# build ports from package .rpm or .deb



## Daniel Tinivella Guzman (Mar 18, 2016)

someone built a ports from a rpm or deb package? I have not the slightest idea, but surely someone could guide me...
I have a project, something not finished running FreeBSD is a benefit for the whole community
thank you very much.
Tinix.


----------



## SirDice (Mar 18, 2016)

An RPM or DEB is similar to our pkg(8). That is to say, somebody took the original, upstream, source and built an RPM or DEB _binary_ package from it. Instead of trying to crowbar a RedHat or Debian Linux pre-compiled *binary* package into FreeBSD you should take the original source and create a FreeBSD pre-compiled _binary_ pkg(8).


----------



## Maxnix (Mar 18, 2016)

What do you mean saying "someone built a ports from a rpm or deb package"? New ports are created taking original source and then patching them to work on FreeBSD.
If you want to port a new program to FreeBSD you should start from sources, not from already compiled binaries.
Instead, if you want to install rpm or deb packages, there are both archive/rpm4 and archive/dpkg in ports. However I don't see the point of using them, if not with linux compatibility.
EDIT: SirDice sorry, I posted before seeing your reply


----------



## kpa (Mar 18, 2016)

That's how the Linux ports are built on FreeBSD. They take a .rpm or .deb (binary distribution, not source) of the software in question and extract that file to the work directory of the port and then after fixing what has to be fixed a pkg package is created from the extracted files. Take a look at for example emulators/linux_base-c6 for how it's done.


----------



## Daniel Tinivella Guzman (Mar 19, 2016)

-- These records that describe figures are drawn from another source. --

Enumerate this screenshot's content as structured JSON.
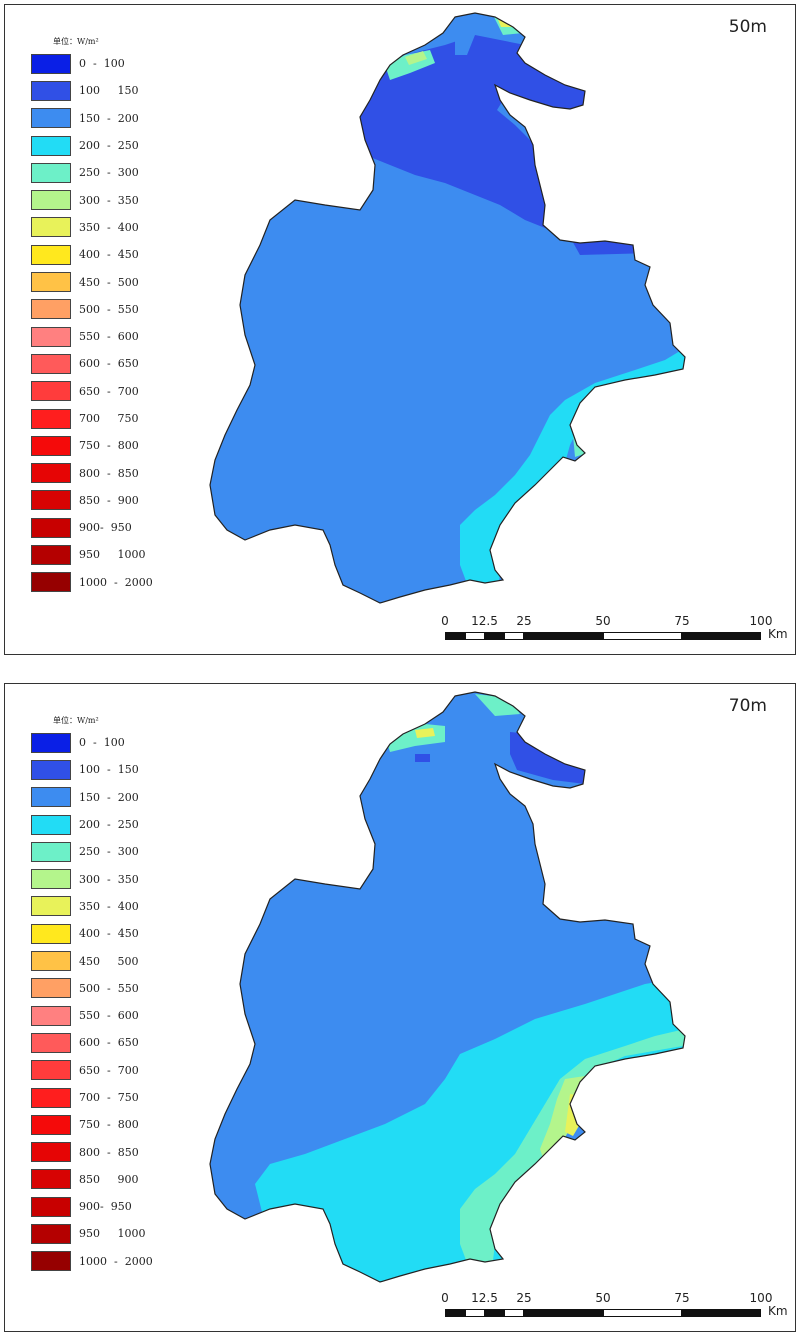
{
  "legend": {
    "unit": "单位：W/m²",
    "items": [
      {
        "label": "0  -  100",
        "color": "#0a1fe6"
      },
      {
        "label": "100     150",
        "color": "#3050e6"
      },
      {
        "label": "150  -  200",
        "color": "#3d8cf0"
      },
      {
        "label": "200  -  250",
        "color": "#22dcf5"
      },
      {
        "label": "250  -  300",
        "color": "#6df0c8"
      },
      {
        "label": "300  -  350",
        "color": "#b4f58c"
      },
      {
        "label": "350  -  400",
        "color": "#e8f25a"
      },
      {
        "label": "400  -  450",
        "color": "#ffe81e"
      },
      {
        "label": "450  -  500",
        "color": "#ffc246"
      },
      {
        "label": "500  -  550",
        "color": "#ffa064"
      },
      {
        "label": "550  -  600",
        "color": "#ff8080"
      },
      {
        "label": "600  -  650",
        "color": "#ff5a5a"
      },
      {
        "label": "650  -  700",
        "color": "#ff3c3c"
      },
      {
        "label": "700     750",
        "color": "#ff1e1e"
      },
      {
        "label": "750  -  800",
        "color": "#f50a0a"
      },
      {
        "label": "800  -  850",
        "color": "#e60505"
      },
      {
        "label": "850  -  900",
        "color": "#d70303"
      },
      {
        "label": "900-  950",
        "color": "#c80000"
      },
      {
        "label": "950     1000",
        "color": "#b40000"
      },
      {
        "label": "1000  -  2000",
        "color": "#960000"
      }
    ]
  },
  "maps": [
    {
      "title": "50m",
      "legend_labels": [
        "0  -  100",
        "100     150",
        "150  -  200",
        "200  -  250",
        "250  -  300",
        "300  -  350",
        "350  -  400",
        "400  -  450",
        "450  -  500",
        "500  -  550",
        "550  -  600",
        "600  -  650",
        "650  -  700",
        "700     750",
        "750  -  800",
        "800  -  850",
        "850  -  900",
        "900-  950",
        "950     1000",
        "1000  -  2000"
      ]
    },
    {
      "title": "70m",
      "legend_labels": [
        "0  -  100",
        "100  -  150",
        "150  -  200",
        "200  -  250",
        "250  -  300",
        "300  -  350",
        "350  -  400",
        "400  -  450",
        "450     500",
        "500  -  550",
        "550  -  600",
        "600  -  650",
        "650  -  700",
        "700  -  750",
        "750  -  800",
        "800  -  850",
        "850     900",
        "900-  950",
        "950     1000",
        "1000  -  2000"
      ]
    }
  ],
  "scalebar": {
    "ticks": [
      "0",
      "12.5",
      "25",
      "50",
      "75",
      "100"
    ],
    "tick_values": [
      0,
      12.5,
      25,
      50,
      75,
      100
    ],
    "unit": "Km"
  },
  "colors": {
    "dark_blue": "#3050e6",
    "mid_blue": "#3d8cf0",
    "cyan": "#22dcf5",
    "aqua": "#6df0c8",
    "light_green": "#b4f58c",
    "yellow_green": "#e8f25a",
    "outline": "#222222"
  }
}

I'm sorry I explain wrong, now I understand,
  I get the original source code
should ask the company and then compile
the company currently has packages running for mac, windows and linux, but not for FreeBSD


----------



## sossego (Mar 19, 2016)

Vos necesitas ayudar com la idioma de Ingles. La palabra mas proper no esta "evil" pero esta "wrong."
Como asi : Perdona me para mi eleccion en explicando la situacion. Isso esta en Ingles. "My apologies for mis-explaining myself because I did not know how to say such in English.

"Busque la origian "source" y encuanto pergunto otros en la creacion de "FreeBSD port."

Which company has the source you wish to build for FreeBSD?


----------